子供はかまってくれない

子供はかまってくれないし,わかってくれないので,映画と音楽と本とサッカーに慰めを。

映画「フォードvsフェラーリ」:タコメーターで興奮させる見事な技

2020年01月19日 12時02分38秒 | 映画(新作レヴュー)
同じ「X-MEN」シリーズの2本だけを取っても,かなり波の荒いディレクターという印象のあるジェームズ・マンゴールドだが,本作は主演二人の素晴らしい演技という強力なサポートもあって,見事な大当たりを引き当てた。車離れの著しい昨今,スピードに賭けた男のオイルと汗の匂いがほとばしる物語が,どこまで幅広い層の興味を惹きつけることが出来るか疑問は残るが,かつてウォシャウスキー姉妹が「スピードレーサー」でVFXを駆使して描き出そうとして失敗した疾走感を,大画面で体感しないという選択肢はないやろ,と鶴瓶師匠も仰っている(はず)。

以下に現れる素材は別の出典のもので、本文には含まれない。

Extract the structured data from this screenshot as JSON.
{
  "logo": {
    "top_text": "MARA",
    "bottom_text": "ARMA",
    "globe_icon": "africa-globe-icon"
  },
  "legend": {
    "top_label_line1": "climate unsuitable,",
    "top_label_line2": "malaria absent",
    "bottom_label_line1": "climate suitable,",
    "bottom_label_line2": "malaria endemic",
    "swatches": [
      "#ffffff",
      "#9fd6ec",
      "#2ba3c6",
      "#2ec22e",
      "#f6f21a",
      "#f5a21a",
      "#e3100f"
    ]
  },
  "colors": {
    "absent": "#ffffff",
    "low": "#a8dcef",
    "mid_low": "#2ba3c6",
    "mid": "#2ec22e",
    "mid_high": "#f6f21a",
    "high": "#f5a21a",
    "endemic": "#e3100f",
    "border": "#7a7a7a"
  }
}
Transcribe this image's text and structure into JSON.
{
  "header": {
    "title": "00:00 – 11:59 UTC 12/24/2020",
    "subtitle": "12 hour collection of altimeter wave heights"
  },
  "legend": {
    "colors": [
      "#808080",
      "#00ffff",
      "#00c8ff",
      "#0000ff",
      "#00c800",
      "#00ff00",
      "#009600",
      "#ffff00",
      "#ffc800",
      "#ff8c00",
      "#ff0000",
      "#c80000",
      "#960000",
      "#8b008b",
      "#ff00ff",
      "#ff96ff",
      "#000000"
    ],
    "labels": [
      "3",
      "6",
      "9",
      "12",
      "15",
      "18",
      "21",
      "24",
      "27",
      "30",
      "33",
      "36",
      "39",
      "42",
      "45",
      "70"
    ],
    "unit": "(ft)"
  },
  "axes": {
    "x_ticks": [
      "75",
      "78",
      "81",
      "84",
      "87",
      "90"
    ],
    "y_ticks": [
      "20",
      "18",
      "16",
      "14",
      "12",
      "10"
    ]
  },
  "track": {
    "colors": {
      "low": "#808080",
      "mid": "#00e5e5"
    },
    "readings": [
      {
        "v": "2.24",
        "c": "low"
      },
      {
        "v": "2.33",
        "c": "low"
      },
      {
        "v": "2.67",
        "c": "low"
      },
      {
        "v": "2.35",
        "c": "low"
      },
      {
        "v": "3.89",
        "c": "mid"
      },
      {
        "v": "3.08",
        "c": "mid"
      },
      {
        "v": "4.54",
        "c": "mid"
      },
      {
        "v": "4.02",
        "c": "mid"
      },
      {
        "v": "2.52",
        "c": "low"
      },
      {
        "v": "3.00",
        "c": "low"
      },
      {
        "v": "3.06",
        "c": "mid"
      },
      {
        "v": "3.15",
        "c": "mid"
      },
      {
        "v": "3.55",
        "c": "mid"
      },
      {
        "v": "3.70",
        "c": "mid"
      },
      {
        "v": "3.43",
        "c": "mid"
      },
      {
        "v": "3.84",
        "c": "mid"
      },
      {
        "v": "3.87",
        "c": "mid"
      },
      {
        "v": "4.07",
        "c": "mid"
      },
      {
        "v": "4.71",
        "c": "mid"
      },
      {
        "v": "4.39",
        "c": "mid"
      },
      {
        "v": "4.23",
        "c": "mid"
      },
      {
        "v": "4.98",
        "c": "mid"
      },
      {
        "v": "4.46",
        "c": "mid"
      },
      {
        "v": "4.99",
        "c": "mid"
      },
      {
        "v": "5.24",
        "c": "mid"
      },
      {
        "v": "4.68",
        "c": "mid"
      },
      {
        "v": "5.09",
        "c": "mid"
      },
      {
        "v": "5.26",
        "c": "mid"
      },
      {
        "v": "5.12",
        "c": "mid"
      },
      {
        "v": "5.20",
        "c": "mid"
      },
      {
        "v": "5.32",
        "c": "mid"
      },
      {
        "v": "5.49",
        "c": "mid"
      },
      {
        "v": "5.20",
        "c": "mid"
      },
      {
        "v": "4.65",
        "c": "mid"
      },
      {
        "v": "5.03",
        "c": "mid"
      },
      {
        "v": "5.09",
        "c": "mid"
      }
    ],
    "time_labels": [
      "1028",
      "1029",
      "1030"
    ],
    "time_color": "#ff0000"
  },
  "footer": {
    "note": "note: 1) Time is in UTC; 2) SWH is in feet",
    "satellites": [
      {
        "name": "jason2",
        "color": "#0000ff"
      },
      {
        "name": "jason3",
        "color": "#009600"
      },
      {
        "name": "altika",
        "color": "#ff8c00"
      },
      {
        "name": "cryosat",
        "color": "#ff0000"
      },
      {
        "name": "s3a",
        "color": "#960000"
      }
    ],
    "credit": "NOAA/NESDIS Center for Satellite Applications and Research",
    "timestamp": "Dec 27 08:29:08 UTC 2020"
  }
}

日本公開作のタイトルは原題と同じく,ル・マン24時間レースを巡る二つの自動車メーカー間の争いを表しているが,実際はフォード社内の現場対官房部門の闘い,すなわちフォード版「半沢直樹」と言っても良い内容だ。
元ドライヴァーで今は持病のために車を降りて設計に回ったキャロル・シェルビー(マット・デイモン)と,年齢はいっているが天才肌のドライヴァーのケン・マイルズ(クリスチャン・ベイル)のコンビが,フォード社の命運を賭けてレース界のガリバーたるフェラーリに挑むというメイン・プロットの中に,社長のフォード2世を中心として副社長のレオと後に社長となるアイアコッカのせめぎ合いがうまくはめ込まれることによって,シンプルな筋立てが深い奥行きを獲得することになった。ケンとその妻(カトリーナ・バルフ),息子(ノア・ジュプ)との心温まるやり取りも,レースの緊張感を和らげるインターミッションとして,実に有効に機能している。

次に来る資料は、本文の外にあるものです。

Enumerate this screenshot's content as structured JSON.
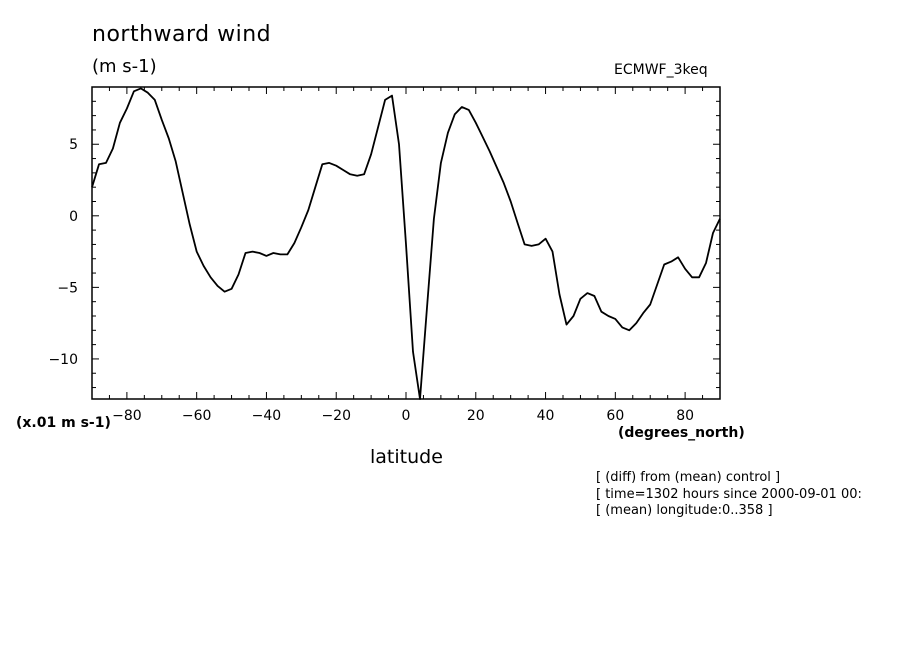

だが何と言っても本作の魅力はレースシーンが持つ類い希な迫力だ。本来ならデイモンとベイルの役柄は逆ではないかと思うのだが,コーナーの手前や先行する相手を追い抜きにかかる地点でギヤを変えることによって,タコメーターの針が上下し,エンジンがうなりを上げるだけで観客の心拍数までもをコントロールするに至ったのは,哲学者のような風貌のベイルが負けず嫌いの職人ドライヴァーを嬉々として演じたことに負うところが大きい。「ウォーク・ザ・ライン」を監督したマンゴールド故に,レースシーンを盛り上げる音楽にも抜かりはない。マルコ・ベルトラミとバック・サンダースが作り上げたサウンドは,1960年代テイスト溢れる美術とは一線を画す電子音の洪水によって,もはや死語となりつつある「ガッツ」を見事に表出させてみせる。

本国アメリカでは賞レースにも絡んできているようだが,「アナ雪」「SW」などの娯楽系ヒット作群vs通向け「パラサイト」という色分けが鮮明な正月興行において,話題の狭間に埋もれることなく出来るだけ多くの人々とこの興奮を分かち合いたくなる,そんな秀作だ。